Paraíba, sexta, 20 de março de 2026

Presidente da ANDESS é convidado por Taiwan para conhecer tecnologias de saúde com Inteligência ArtificialBrasil

Viagem internacional ocorre em meio à atuação da entidade contra abusos de planos de saúde e à pressão pela instalação da CPI da saúde suplementar no Congresso

O presidente da Aliança Nacional em Defesa da Ética na Saúde Suplementar (ANDESS), médico José Ramalho Neto, foi convidado pela Embaixada de Taiwan para uma missão internacional voltada ao conhecimento de novas tecnologias na área da saúde, com foco na integração de soluções baseadas em Inteligência Artificial.

A visita ao país asiático tem como objetivo aproximar o Brasil de experiências inovadoras que vêm sendo aplicadas no sistema de saúde taiwanês, considerado referência em eficiência e uso de tecnologia. Durante a agenda, Ramalho Neto deve conhecer iniciativas que envolvem automação de diagnósticos, gestão inteligente de dados clínicos e otimização de atendimentos médicos.

A viagem também representa uma oportunidade de intercâmbio técnico. Além de apresentar sua experiência como médico atuante no sistema brasileiro, o presidente da ANDESS busca identificar práticas que possam ser adaptadas à realidade nacional, contribuindo para a melhoria da qualidade e da eficiência dos serviços de saúde.


Atuação nacional e embates com planos de saúde

No Brasil, a ANDESS tem ganhado destaque por sua atuação crítica frente ao setor de saúde suplementar. A entidade denuncia práticas consideradas abusivas por operadoras de planos de saúde, especialmente negativas recorrentes na autorização de exames e procedimentos essenciais para pacientes.

Outro ponto de atuação da organização envolve críticas à conduta de integrantes de Conselhos Regionais de Saúde. Segundo a ANDESS, há casos de atuação considerada “dúbia”, que, na avaliação da entidade, favoreceria interesses de grandes operadoras em detrimento dos usuários.


Pressão pela CPI da saúde suplementar

Paralelamente, a ANDESS também é uma das vozes que pressionam pela instalação da Comissão Parlamentar de Inquérito (CPI) da saúde suplementar na Câmara dos Deputados.

O pedido já reúne mais de 200 assinaturas de parlamentares, número suficiente para sua abertura.
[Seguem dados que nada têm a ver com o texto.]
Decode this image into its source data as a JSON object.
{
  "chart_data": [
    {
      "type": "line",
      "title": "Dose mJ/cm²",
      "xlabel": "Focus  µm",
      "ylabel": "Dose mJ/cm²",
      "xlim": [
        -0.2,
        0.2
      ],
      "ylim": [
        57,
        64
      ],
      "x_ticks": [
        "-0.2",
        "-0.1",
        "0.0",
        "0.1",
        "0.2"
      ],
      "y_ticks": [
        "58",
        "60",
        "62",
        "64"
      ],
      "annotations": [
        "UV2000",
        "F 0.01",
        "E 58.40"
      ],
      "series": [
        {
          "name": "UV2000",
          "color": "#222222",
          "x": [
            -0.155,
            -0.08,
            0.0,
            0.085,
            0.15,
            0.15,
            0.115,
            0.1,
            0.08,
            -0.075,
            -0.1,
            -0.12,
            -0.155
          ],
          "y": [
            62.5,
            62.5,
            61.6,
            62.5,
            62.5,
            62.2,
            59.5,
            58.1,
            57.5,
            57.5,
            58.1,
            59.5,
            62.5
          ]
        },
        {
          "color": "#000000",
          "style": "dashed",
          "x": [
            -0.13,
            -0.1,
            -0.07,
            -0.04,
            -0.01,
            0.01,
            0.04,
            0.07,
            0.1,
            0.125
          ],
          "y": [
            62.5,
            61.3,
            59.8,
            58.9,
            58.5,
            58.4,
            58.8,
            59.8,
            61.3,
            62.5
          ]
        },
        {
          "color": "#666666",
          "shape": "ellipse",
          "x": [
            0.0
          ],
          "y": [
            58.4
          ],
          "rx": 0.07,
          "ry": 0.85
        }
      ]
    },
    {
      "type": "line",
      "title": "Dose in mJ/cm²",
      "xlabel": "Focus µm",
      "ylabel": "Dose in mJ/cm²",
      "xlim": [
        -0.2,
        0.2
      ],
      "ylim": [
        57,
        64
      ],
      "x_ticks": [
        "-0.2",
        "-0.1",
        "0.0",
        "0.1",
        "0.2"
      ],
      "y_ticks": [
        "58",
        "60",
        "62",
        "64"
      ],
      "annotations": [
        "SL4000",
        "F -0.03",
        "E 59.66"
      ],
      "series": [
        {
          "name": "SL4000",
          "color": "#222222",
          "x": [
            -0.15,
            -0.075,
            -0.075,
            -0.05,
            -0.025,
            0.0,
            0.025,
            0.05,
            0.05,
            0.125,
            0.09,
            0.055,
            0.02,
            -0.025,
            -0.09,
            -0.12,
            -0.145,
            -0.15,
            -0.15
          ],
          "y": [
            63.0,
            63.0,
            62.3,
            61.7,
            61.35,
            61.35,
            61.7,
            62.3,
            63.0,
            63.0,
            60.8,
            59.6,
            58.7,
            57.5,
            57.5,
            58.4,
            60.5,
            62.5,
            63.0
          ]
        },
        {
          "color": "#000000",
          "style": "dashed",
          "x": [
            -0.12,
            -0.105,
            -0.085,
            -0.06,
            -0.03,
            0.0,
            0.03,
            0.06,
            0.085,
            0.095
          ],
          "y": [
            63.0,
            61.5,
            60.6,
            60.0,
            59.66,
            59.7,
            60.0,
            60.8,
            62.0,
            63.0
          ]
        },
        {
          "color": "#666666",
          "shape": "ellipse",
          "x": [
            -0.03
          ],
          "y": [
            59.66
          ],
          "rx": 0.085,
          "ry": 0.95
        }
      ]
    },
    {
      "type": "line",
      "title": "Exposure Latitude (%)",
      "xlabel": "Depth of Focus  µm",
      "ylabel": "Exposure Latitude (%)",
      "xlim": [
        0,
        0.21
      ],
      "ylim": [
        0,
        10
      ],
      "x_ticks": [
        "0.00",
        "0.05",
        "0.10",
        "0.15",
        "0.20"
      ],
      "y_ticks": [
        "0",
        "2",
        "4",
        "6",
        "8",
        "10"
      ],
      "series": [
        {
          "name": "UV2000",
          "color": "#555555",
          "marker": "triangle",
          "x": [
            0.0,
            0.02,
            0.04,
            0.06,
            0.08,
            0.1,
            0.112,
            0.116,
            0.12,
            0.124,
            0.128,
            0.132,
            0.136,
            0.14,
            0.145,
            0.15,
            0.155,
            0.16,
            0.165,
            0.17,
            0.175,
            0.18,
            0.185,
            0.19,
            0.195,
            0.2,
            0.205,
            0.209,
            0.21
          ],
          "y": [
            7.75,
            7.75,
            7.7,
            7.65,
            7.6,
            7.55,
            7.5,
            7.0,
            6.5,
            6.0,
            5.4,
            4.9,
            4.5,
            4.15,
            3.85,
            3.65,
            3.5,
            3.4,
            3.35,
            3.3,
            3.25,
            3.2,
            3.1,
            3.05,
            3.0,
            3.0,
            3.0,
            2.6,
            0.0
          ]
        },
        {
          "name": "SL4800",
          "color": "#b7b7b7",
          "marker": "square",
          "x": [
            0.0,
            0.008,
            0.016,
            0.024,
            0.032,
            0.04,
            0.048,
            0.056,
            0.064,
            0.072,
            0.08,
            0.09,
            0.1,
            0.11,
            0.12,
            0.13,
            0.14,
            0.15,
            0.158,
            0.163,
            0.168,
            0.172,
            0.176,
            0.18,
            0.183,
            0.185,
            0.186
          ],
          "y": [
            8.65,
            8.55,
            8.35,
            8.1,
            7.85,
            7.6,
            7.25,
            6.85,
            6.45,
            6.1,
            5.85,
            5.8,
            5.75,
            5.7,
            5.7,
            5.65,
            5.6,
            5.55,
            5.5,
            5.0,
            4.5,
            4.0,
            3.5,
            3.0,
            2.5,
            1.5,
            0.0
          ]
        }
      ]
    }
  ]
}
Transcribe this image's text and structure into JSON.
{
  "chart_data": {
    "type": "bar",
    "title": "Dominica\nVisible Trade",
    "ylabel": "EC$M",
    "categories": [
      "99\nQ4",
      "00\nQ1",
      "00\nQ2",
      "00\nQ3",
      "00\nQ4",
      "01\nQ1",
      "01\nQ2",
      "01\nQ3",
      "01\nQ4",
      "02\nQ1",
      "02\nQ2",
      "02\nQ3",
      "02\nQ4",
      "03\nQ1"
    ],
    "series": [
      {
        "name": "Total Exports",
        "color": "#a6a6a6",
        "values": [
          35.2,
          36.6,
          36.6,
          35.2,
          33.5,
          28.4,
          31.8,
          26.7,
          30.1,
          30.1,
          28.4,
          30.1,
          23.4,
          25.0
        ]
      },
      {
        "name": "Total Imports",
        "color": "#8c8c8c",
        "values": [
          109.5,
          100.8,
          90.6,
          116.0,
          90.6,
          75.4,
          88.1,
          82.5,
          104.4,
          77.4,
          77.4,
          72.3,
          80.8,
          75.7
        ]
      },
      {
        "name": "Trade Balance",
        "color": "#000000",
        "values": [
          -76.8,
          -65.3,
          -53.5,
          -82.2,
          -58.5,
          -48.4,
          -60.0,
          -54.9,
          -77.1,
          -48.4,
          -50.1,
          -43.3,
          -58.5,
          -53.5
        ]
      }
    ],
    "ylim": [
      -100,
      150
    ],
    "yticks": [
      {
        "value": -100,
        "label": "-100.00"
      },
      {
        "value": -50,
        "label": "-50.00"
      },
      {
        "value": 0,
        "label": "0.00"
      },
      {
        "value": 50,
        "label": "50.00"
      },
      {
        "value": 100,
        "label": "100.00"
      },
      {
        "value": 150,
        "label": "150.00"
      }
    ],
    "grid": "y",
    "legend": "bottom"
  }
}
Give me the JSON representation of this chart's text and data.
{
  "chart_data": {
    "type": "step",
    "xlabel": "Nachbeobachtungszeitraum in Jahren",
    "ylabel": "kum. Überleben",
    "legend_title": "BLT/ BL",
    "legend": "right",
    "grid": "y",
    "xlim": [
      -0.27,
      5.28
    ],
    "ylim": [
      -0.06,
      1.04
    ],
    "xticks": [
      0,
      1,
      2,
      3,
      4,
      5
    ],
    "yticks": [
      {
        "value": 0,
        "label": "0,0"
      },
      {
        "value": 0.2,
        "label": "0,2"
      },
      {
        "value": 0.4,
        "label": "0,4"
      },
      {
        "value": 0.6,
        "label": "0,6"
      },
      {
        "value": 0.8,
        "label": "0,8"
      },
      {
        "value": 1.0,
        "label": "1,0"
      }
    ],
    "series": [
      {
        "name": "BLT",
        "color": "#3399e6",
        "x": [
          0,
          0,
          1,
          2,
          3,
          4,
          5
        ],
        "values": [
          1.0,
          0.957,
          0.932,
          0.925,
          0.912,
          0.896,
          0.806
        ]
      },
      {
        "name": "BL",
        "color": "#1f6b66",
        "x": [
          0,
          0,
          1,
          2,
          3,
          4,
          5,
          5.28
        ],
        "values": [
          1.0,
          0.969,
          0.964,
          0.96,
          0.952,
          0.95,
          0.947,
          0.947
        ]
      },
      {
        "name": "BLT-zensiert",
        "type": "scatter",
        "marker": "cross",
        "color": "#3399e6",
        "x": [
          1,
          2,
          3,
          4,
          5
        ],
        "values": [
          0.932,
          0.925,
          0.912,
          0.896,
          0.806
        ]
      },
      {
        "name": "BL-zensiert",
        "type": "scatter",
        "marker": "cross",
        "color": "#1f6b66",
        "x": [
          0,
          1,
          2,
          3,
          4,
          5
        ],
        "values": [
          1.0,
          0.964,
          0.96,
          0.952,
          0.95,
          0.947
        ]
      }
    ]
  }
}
No entanto, a comissão ainda depende de autorização do presidente da Casa, deputado Hugo Motta (Republicanos-PB), e segue sem avanço até o momento.

A não instalação da CPI tem sido alvo de críticas por parte de entidades e especialistas, que defendem maior investigação sobre a atuação das operadoras e a regulação do setor.

A agenda internacional de José Ramalho Neto ocorre em um momento estratégico, no qual o debate sobre o futuro da saúde suplementar no Brasil ganha força. Entre denúncias, articulações políticas e busca por inovação, a expectativa é que experiências internacionais possam contribuir para transformar um sistema frequentemente criticado por usuários e especialistas.